AFR - Sep 20, 2019 — 6.21pm


The collapse of the highest profile case to emerge from the royal commission is a major setback for the prudential regulator's litigation drive and has cast doubt on its ability to safeguard the retirement savings of millions of Australians.

Federal Court Justice Jayne Jagot on Friday cleared wealth company IOOF and its former chief executive, Chris Kelaher, of any wrongdoing in relation to superannuation members and awarded them costs.


She described the case brought by the Australian Prudential Regulation Authority as “unpersuasive” and “inadequate”.


"It was for APRA to prove the primary facts on which the allegations of contraventions depended," Justice Jagot said.


"The way in which it sought to do so was fundamentally inadequate."


It is the second major court blow for financial regulators in the post-Hayne world.


Last month the Australian Securities and Investments Commission lost a case against Westpac alleging the bank breached responsible lending laws.

ASIC is appealing.


APRA's case against IOOF largely turned on the claim that Mr Kelaher and other directors acted improperly when they reimbursed members for losses using what is known as a "reserve".

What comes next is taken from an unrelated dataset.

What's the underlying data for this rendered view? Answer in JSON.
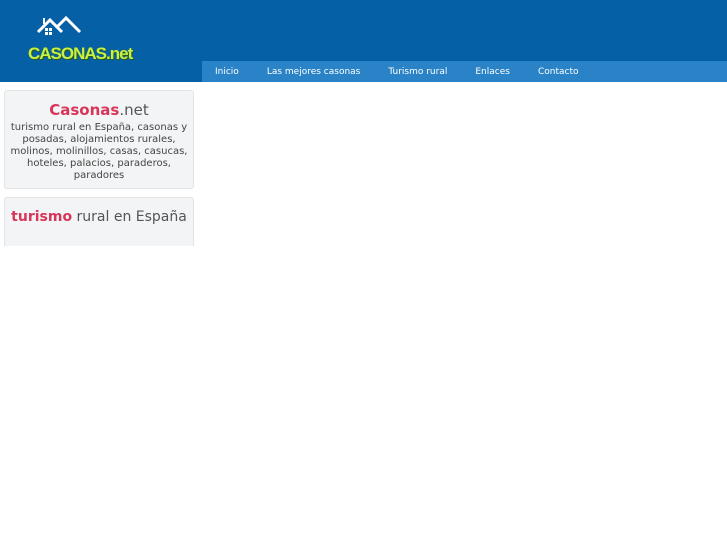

In a lengthy judgment, Justice Jagot said it was unhelpful to characterise the reserve as "members' money" and there was nothing to suggest a reserve "cannot be used for purposes for which they were established and are maintained, including the compensation of members".


"It is not the case that the use of the [operational risk financial reserve] without 'exhausting other means of risk management' is necessarily not in the best interest of beneficiaries," she said.


"This proposition appears to be central to APRA’s case yet it is not founded in the statutory scheme or any principle of trust law which APRA has identified."


Seizing on allegations heard by the royal commission, the APRA launched court proceedings against IOOF in late 2018, alleging breaches of best interests duties.


APRA had intended to seek disqualification orders for Mr Kelaher and four other IOOF directors and employees, including former chairman George Venardos.


But because it was unable to prove any contravention of the Superannuation Industry (Supervision) Act, the disqualification orders cannot be sought.


APRA is still deciding whether it will appeal.



Berrill & Watson principal John Berrill said the judgment was a "slap in the face for APRA's new litigation-or-bust approach".


"APRA's apparent attempt to get a quick kill by relying on a document trail and not calling witnesses to prove their case was a terrible misstep," he said.


"APRA owes it to super fund members to protect their retirement savings. That means putting in the time and resources to hold trustees accountable for bad behaviour."


Justice Jagot dismissed APRA's claim that IOOF's decision to use the reserve was motivated by greed.





"To the extent that APRA’s case was that conduct was driven by the relevant companies saving expenditure on reimbursing beneficiaries for losses, the case theory is tenuous in the extreme," she said.


Deputy chairman Helen Rowell vowed an ongoing resolve to bring important cases to court.



“Litigation outcomes are inherently unpredictable,” she said.


“However APRA remains prepared to launch court action – where appropriate – when entities breach the law or fail to act in an open and cooperative manner.


"APRA still believes this was an important case to pursue given the nature, seriousness and number of potential concentrations APRA had identified with IOOF.”


Mr Kelaher stepped down after appearing at the Hayne royal commission and the company's share price has plummeted.







Arnold Bloch Leibler partner Matthew Lees , who acted for Mr Kelaher, said APRA’s claims had been tested over the course of a three week trial and decisively rejected by the court.

In a statement Mr Venardos said: “I welcome the judgment delivered today by Justice Jayne Jagot in the Federal Court related to action brought by APRA against me in my role as a non-executive director of IOOF.


IOOF welcomed the decision and said it was "reviewing the written judgment in detail and expects to issue a further announcement in due course".


Mr Kelaher did not respond to telephone calls.